Restore deleted tables

Hi,

So is there a way to restore deleted tables or rollback options to the last checkpoint? Not sure how to do that, if anyone has any idea how to do a database backup for Omniscidb, that would be great!!

Looking forward to your answers - thanks Dipanwita.

Hi @dipanwita2019,

You have various ways to do backups omniscidb

First, you physically backup all the files comprising the DB itself, and this could be useful in case of a hardware failure like a broken disk.
To do that, you have to stop the services and create an archive of $OMNISCI_STORAGE data-dir.

tar zxvf /some_path/omnisci_storage_backup.tar.gz /omnisci_storage/

Second, you can use the dump/restore table commands to backup single tables in the database.

DUMP TABLE table1 TO '/some_path/table1.dmp' WITH (COMPRESSION='gzip');

You can read about those commands here

Dump/restore can also be a fast way to duplicate a table. For example, you can dump table1 and use the dump to restore a table that you will call table2.

Third, use the copy to command to do logical dumps in text format; with a copy to command, you can specify a query so that you can filter, aggregate, etc. the data you are exporting

COPY (select * from table1 where col1 between 1 and 10000000) to '/somepath/table1.csv';

This is a link to the docs.

Then if you accidentally deleted or inserted, or updated records, you can revert the table to a previous epoch. Still, I suggest using this in case of an emergency, not as a normal way to roll back the data.

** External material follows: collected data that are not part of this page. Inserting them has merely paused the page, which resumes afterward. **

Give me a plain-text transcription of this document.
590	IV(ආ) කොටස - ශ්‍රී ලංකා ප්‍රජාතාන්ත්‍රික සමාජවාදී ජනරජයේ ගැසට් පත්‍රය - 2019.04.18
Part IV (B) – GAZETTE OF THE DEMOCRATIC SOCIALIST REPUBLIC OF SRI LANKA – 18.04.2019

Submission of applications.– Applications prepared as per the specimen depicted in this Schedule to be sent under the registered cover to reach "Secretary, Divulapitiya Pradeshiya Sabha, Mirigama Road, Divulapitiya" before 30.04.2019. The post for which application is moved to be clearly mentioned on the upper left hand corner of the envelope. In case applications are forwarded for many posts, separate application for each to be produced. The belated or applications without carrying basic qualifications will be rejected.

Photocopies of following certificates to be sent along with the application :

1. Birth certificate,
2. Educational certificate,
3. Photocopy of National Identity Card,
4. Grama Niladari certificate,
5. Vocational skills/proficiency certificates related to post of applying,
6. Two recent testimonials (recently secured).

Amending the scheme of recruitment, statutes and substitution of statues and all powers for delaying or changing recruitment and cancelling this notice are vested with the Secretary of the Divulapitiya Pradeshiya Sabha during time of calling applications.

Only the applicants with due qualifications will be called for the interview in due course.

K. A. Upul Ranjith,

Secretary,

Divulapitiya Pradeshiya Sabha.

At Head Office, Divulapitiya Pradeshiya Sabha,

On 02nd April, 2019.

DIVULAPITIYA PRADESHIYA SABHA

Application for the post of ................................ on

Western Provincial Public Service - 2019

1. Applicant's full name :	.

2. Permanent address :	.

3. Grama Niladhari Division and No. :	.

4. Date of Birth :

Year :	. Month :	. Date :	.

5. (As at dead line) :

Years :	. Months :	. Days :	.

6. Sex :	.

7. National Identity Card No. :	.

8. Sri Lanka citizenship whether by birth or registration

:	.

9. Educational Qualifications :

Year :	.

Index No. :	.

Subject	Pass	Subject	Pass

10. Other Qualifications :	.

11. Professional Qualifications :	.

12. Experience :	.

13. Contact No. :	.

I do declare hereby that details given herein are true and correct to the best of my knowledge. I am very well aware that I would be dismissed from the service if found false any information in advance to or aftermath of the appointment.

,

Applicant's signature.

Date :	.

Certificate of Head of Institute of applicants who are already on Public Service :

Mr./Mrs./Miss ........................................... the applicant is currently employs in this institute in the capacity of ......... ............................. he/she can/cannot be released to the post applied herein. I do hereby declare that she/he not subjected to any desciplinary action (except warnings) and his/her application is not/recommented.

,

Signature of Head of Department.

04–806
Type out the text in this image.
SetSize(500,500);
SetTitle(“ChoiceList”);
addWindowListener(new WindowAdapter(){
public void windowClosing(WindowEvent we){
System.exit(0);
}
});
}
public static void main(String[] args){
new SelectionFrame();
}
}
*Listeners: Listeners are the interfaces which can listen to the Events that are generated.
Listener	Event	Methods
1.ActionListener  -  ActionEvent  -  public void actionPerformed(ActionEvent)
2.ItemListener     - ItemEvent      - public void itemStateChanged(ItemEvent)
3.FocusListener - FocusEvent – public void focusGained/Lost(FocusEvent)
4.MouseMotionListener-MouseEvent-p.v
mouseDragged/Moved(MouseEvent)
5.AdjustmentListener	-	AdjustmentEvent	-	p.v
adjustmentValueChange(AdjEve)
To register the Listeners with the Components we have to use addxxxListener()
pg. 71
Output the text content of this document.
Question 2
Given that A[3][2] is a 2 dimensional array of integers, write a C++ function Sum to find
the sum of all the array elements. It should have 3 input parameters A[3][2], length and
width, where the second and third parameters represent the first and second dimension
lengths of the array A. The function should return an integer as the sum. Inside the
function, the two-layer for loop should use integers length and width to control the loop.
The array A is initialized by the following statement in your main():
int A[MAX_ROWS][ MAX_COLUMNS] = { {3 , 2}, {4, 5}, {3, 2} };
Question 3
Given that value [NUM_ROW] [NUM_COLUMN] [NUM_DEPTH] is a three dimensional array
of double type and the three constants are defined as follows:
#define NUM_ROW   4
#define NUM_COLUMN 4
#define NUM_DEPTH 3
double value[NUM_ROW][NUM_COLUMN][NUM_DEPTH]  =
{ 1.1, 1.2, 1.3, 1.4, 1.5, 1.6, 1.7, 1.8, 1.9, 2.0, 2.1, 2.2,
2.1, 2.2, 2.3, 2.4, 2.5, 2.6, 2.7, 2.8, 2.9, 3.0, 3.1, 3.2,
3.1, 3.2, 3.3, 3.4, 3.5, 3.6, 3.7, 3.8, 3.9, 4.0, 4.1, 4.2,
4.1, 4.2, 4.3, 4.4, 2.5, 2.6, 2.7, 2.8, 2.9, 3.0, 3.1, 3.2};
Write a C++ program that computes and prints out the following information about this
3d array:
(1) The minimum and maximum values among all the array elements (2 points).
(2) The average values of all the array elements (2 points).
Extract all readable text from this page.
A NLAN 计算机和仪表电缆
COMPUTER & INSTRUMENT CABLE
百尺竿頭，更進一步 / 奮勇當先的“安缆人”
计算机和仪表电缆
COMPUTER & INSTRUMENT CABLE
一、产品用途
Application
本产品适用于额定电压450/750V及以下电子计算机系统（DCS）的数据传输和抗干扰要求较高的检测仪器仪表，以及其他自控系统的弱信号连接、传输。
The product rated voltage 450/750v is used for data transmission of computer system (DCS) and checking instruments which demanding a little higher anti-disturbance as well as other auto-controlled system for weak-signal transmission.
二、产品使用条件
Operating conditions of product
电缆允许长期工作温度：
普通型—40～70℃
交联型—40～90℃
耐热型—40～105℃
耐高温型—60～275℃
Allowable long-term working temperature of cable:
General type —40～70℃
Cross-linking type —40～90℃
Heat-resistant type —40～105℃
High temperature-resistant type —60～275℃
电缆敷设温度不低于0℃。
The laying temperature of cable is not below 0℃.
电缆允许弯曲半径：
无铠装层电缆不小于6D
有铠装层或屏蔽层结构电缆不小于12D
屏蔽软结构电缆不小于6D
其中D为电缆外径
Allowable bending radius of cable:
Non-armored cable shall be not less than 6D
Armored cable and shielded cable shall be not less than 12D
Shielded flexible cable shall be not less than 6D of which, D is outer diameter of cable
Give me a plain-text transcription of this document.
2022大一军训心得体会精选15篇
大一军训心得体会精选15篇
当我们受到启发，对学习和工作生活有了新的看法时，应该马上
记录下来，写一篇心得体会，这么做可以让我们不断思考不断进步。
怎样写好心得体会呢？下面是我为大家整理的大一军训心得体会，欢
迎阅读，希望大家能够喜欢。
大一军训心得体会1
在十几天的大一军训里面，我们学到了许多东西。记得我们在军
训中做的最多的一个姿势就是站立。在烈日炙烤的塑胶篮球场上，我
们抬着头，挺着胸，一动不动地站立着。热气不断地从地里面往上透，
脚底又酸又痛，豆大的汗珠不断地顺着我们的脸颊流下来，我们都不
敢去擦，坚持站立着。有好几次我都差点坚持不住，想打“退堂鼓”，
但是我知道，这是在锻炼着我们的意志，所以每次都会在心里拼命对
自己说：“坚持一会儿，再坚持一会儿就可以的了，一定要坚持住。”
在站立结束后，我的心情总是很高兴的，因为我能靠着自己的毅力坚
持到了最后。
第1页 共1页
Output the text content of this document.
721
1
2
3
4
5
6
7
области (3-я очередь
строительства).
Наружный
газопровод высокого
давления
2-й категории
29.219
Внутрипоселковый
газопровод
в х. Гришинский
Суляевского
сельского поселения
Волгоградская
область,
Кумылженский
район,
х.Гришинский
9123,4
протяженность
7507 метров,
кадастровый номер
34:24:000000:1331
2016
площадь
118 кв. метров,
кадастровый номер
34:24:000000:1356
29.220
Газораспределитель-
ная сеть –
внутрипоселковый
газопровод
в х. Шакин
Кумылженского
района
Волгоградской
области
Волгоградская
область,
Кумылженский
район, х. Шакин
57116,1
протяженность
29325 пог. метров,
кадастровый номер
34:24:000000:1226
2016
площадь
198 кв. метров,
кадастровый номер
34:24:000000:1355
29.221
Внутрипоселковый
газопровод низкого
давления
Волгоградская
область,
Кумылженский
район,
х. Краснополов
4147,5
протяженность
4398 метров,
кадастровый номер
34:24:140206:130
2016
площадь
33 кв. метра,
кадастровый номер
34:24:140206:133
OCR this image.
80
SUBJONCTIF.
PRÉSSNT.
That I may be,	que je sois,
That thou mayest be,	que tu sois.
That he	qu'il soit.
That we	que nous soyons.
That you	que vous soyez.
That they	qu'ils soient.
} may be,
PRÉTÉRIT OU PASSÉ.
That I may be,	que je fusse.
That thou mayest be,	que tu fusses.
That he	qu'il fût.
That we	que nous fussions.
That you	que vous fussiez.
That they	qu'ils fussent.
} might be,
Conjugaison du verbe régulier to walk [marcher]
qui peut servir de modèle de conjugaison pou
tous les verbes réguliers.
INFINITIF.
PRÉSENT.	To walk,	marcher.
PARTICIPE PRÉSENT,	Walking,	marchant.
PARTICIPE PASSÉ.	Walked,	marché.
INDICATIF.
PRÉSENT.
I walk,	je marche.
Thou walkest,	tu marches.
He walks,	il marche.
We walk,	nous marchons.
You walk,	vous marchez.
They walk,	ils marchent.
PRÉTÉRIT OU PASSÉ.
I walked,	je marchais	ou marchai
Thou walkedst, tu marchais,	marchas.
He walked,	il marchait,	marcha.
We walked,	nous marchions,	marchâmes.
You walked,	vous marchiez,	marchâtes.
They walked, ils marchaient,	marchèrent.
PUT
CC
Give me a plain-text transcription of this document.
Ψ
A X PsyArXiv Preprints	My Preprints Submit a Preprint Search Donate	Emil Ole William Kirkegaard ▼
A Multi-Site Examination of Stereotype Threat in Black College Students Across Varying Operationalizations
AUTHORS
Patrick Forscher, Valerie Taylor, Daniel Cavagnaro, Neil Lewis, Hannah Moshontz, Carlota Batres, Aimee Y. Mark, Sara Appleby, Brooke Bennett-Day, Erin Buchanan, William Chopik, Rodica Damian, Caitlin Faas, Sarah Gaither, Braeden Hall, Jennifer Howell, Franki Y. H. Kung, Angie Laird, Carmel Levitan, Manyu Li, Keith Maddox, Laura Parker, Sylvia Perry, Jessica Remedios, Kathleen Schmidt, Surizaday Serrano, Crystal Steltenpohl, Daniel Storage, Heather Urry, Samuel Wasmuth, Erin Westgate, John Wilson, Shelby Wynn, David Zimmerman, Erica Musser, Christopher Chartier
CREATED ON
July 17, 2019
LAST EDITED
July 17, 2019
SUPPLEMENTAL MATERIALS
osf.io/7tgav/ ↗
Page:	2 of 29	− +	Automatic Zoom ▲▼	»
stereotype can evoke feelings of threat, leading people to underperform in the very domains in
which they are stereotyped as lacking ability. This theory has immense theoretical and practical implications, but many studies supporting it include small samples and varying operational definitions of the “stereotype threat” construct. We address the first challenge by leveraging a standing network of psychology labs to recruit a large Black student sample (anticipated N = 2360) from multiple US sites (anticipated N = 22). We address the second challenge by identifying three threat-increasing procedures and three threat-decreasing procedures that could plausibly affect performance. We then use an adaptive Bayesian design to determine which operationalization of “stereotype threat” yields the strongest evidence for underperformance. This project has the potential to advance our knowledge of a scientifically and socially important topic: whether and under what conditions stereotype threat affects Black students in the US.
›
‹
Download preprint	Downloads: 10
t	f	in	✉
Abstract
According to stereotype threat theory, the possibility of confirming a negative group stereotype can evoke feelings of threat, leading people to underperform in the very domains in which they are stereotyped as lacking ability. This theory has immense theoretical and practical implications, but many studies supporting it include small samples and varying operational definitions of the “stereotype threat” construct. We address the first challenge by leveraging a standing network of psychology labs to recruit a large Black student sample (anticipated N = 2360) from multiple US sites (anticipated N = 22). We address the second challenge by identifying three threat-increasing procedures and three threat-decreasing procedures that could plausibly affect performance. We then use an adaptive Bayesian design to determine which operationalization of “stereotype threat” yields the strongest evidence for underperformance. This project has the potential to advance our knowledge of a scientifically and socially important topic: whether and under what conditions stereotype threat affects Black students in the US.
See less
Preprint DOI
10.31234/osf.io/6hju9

There are two hidden commands in omnisql called.

\gte and \ste

The first will return the actual epoch of the table, and the second will set the epoch you will specify

so as an example, we have a table with some records, and we delete some records accidentally

omnisql> select count(*) from fact_sales_16;
EXPR$0
123534963
1 rows returned.
Execution time: 9 ms, Total time: 10 ms
omnisql> \gte fact_sales_16
table epoch is 3
omnisql> delete from fact_sales_16 where extract(month from the_date) = 12;
omnisql> select count(*) from fact_sales_16;
EXPR$0
113205120
1 rows returned.
Execution time: 57 ms, Total time: 58 ms

to restore the records we deleted, we have to set the previous epoch

omnisql> \ste "fact_sales_16 3"
table epoch set
omnisql> select count(*) from fact_sales_16;
EXPR$0
123534963
1 rows returned.
Execution time: 48 ms, Total time: 48 ms

This would cover all the options, also the undocumented ones, you can use to save your data with omniscdb.

Regards,
Candido

1 Like

Just to add to @candido.dessanti’s answer, you can also run: (Warning: this is undocumented/not officially supported)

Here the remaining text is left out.